Uno di essi ha riferito un fatto rivelatore: "Non mi ero confessato da anni. Finalmente, mi decisi e andai a trovare Padre Leopoldo. Ero molto inquieto, imbarazzato. Non appena entrato, egli si alzò e mi abbordò, tutto lieto, come fossi un amico atteso: "Prego, si accomodi".
Nel mio smarrimento, andai a sedermi sulla sua poltrona. Senza dir nulla, egli si inginocchiò per terra ed ascoltò la mia confessione. Quando essa fu terminata, e soltanto allora, mi accorsi della mia storditaggine e me ne volli scusare; ma lui, sorridendo: "Di nulla, di nulla, disse. Vada in pace". Questo tratto di bontà rimase impresso nella mia mente. Facendo così, mi aveva totalmente conquistato".

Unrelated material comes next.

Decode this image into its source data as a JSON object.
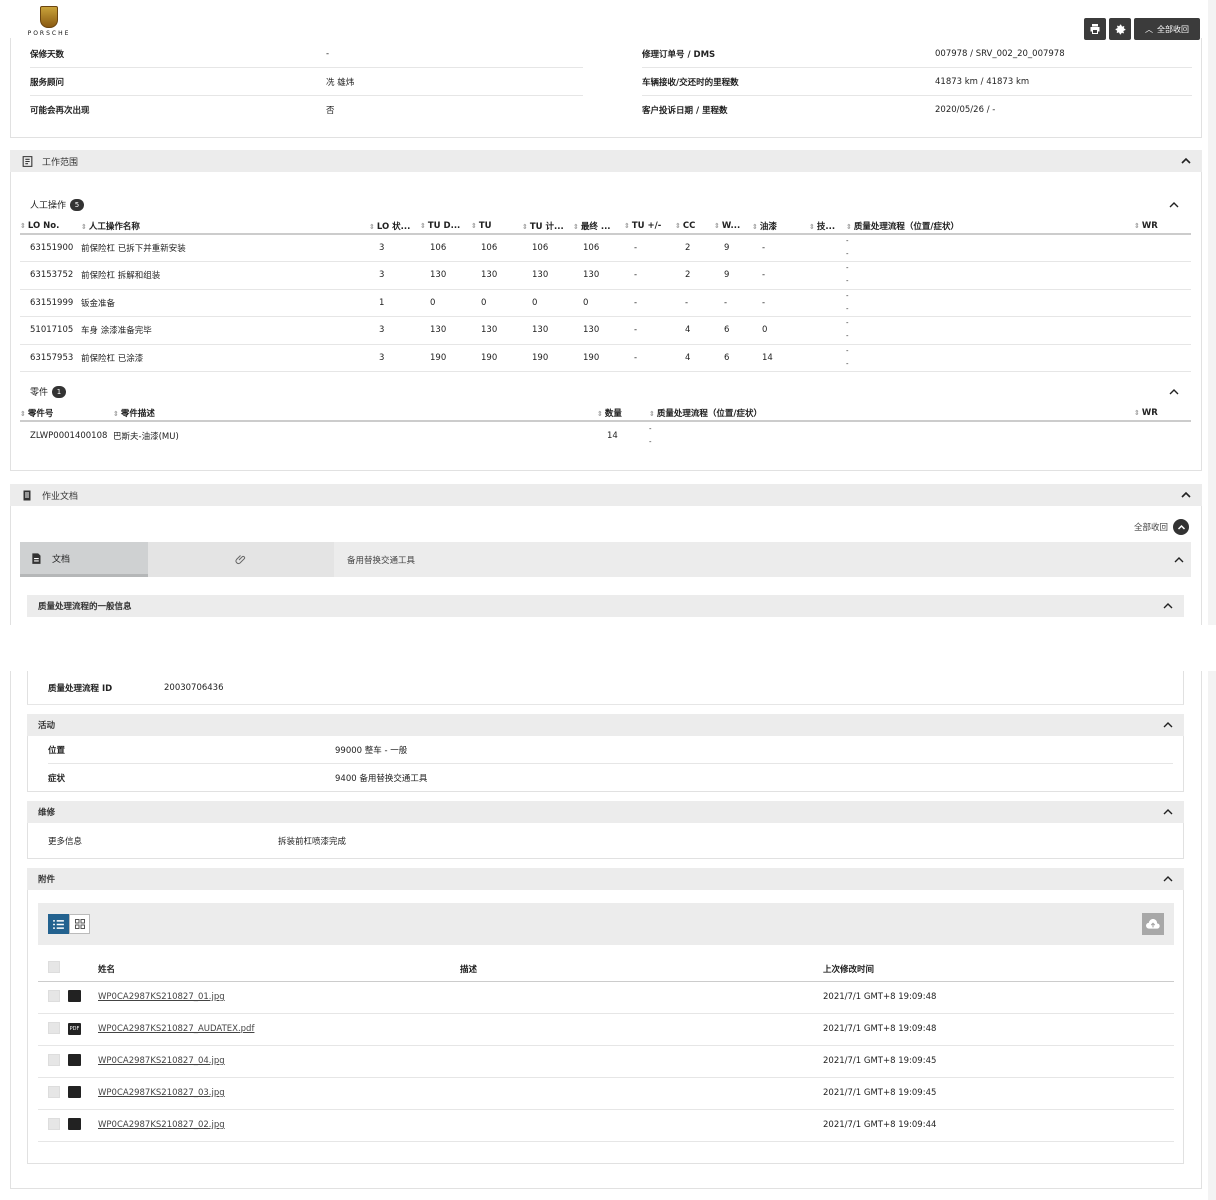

Padre Leopoldo si preoccupa di suscitare nei penitenti le disposizioni volute per ricevere fruttuosamente il sacramento. Esso comporta "da una parte, gli atti dell'uomo che si converte sotto l'azione dello Spirito Santo: cioè la contrizione, la confessione e la soddisfazione; dall'altra parte, l'azione di Dio attraverso l'intervento della Chiesa". Fra gli atti del penitente, la contrizione viene in primo luogo.
È un dolore dell'animo e la riprovazione del peccato commesso, accompagnati dal proposito di non peccare più in avvenire. La contrizione comporta l'odio per i disordini della vita passata ed un intenso orrore del peccato, secondo le seguenti parole: Liberatevi da tutte le colpe che avete commesso contro di me, formatevi un cuore e uno spirito nuovo.
(Ez. 18, 31)
Essa include pure "il serio proposito di non commetter più peccati in avvenire. Se tale disposizione dell'anima mancasse, in realtà non vi sarebbe pentimento... Il fermo proposito di non peccare più deve fondarsi sulla grazia divina che il Signore non manca mai di dare a colui che fa del suo meglio per agire onestamente" (Giovanni Paolo II, 22 marzo 1996). Per ricevere l'assoluzione, non basta dunque l'intenzione di peccare meno, ma è indispensabile esser decisi a non commetter più peccati gravi.
Leopoldo: "Padre, come capisce lei le parole del Signore: Che colui che vuol seguirmi, prenda tutti i giorni la sua croce? Dobbiamo per questo fare penitenze straordinarie? – Non è il caso di fare penitenze straordinarie, rispose. Basta che sopportiamo con pazienza le tribolazioni ordinarie della nostra misera vita: le incomprensioni, le ingratitudini, le umiliazioni, le sofferenze occasionate dai cambiamenti di stagione e dell'atmosfera in cui viviamo.
Dio ha voluto tutto questo come mezzo per operare la nostra Redenzione. Ma perché tali tribolazioni siano efficaci e facciano bene alla nostra anima, non bisogna sfuggirle con tutti i mezzi possibili... La preoccupazione eccessiva delle comodità, la ricerca costante degli agi, non ha niente a che vedere con lo spirito cristiano.
Non è certamente questo prendere la propria croce e seguire Gesù. È piuttosto evitarla. E colui che soffre soltanto quel che non ha potuto evitare non avrà molti meriti". "L'amore di Gesù, non si stanca di ripetere, è un fuoco che viene alimentato con la legna del sacrificio e l'amore della croce; se non viene nutrito così, si spegne".